The claim for the library would ordinarily not be recognized by U.S. courts, either. When the U.S. formally recognized the Soviet Union in 1933 it also gave Soviet laws retroactive effect. The Court of Appeals said that the U.S. court had jurisdiction over the library claim on other grounds, however questionable that might be.

Chabad, said Dr. Grimsted, has “not taken into account” Russia’s special concerns about the library. Chabad’s first attempts in the early 1990s immediately aroused its fears, she said, that surrendering the books to Chabad would set a precedent that “would open it up to demands from every religious body” whose property was nationalized after the Revolution, including, within its own borders, the Russian Orthodox church. 

After Chabad obtained its default judgment in July 2010, “there was an outburst of indignation,” said Dr. Grimsted. The Duma had been considering a law nationalizing religious texts, and in November it passed.

“After the decision,” said Dr. Grimsted, Russia “wouldn’t have passed something that would give the books away.”
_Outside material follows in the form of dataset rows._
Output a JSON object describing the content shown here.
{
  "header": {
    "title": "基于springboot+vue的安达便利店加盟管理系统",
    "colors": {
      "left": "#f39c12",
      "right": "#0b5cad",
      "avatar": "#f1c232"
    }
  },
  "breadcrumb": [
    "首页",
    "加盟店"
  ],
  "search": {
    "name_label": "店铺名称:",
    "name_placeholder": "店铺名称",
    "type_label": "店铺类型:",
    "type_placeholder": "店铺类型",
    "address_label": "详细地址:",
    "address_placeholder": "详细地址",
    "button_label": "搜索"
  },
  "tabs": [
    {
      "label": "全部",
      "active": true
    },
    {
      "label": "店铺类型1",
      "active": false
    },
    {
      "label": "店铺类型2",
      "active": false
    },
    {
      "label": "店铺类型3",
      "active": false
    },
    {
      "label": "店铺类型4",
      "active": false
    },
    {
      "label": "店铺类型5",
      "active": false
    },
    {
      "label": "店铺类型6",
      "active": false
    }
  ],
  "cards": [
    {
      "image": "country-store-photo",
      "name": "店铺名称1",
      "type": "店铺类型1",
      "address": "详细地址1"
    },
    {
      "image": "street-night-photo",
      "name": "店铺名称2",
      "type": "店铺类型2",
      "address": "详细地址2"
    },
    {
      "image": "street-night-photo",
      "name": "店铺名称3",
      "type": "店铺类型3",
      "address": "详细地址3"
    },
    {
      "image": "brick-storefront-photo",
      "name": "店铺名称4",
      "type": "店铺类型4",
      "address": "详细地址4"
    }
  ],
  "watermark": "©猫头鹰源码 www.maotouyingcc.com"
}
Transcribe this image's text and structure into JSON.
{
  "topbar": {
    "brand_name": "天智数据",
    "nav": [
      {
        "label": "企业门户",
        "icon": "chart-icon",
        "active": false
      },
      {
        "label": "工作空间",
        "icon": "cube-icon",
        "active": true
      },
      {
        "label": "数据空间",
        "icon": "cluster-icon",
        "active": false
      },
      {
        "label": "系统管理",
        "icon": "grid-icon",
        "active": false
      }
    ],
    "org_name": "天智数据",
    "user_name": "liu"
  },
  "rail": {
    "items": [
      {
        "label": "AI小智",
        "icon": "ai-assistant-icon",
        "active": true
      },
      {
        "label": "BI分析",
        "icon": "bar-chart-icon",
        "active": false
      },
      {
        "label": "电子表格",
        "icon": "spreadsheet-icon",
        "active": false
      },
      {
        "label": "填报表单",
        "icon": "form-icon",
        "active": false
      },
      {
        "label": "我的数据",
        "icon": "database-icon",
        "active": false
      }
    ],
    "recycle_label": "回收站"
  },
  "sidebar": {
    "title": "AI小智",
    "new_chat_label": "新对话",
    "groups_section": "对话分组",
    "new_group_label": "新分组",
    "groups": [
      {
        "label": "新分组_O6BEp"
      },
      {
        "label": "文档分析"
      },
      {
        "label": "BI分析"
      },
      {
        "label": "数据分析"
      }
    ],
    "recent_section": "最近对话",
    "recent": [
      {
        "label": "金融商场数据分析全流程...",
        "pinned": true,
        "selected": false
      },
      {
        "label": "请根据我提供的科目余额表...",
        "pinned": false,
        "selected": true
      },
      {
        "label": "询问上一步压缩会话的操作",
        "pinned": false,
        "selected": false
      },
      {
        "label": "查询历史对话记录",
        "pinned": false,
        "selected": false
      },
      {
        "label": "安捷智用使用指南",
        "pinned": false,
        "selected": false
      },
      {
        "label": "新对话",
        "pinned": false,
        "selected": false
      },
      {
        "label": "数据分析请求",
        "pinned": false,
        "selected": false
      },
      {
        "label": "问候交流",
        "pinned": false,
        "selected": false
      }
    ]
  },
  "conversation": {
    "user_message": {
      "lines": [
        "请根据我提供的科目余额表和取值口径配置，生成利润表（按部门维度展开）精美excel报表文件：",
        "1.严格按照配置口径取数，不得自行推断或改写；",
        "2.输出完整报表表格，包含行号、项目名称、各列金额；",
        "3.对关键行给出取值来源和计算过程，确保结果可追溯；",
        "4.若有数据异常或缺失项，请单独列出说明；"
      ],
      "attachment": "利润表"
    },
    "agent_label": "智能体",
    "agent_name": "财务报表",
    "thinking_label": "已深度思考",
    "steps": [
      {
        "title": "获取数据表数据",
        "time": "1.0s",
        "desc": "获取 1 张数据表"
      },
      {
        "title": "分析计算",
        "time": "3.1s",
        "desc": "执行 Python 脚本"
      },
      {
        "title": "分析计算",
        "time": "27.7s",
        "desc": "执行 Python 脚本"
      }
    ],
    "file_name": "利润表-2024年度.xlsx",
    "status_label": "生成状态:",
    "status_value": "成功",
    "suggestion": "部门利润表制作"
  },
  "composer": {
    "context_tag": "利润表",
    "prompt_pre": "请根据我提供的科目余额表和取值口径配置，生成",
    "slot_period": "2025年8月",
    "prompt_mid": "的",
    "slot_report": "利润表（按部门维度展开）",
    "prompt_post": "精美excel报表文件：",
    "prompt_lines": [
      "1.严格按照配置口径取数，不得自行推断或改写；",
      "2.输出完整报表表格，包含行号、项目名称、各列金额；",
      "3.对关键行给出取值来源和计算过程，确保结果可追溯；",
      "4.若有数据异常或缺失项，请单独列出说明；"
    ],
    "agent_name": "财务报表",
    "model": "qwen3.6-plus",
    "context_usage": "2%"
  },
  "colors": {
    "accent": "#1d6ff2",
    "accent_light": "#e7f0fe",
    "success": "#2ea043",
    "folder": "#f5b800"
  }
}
The current art embargo isn’t the first time the Chabad case has ratcheted up tensions between the two nations. In May 1992, the U.S. was scheduled to return to Russia the portion of the Soviet “Smolensk Archive” it had gained possession of during World War II. But the return of those materials didn’t happen in 1992, because Chabad had won U.S. government support, and in March of that year the Senate, led by then-Senator Al Gore, passed a resolution blocking the return of the Smolensk Archive unless Russia surrendered the Chabad library. 

Dr. Grimsted has suggested that Chabad’s efforts and the withholding of the Smolensk Archive “may well have inspired” the Duma debates that led to the passage of the 1998 law nationalizing spoils of war. At any rate, the Smolensk Archives were part of the Duma’s vigorous discussion.

The Senate resolution and Mr. Gore’s continuing efforts “held the Smolensk Archive hostage to the recovery of the Chabad Library from Moscow for 10 years,” Dr. Grimsted wrote recently. It wasn’t returned to Russia until 2002.

As for the current art embargo, Cadwalader’s Mr. Solomon points out the U.S. can enter the litigation at any time to protect its interests. He predicted that the U.S. will play a role there as “neutral arbiter.” Mr. Holzer, the Met spokesperson, said he understands that the State Department is trying to resolve things diplomatically.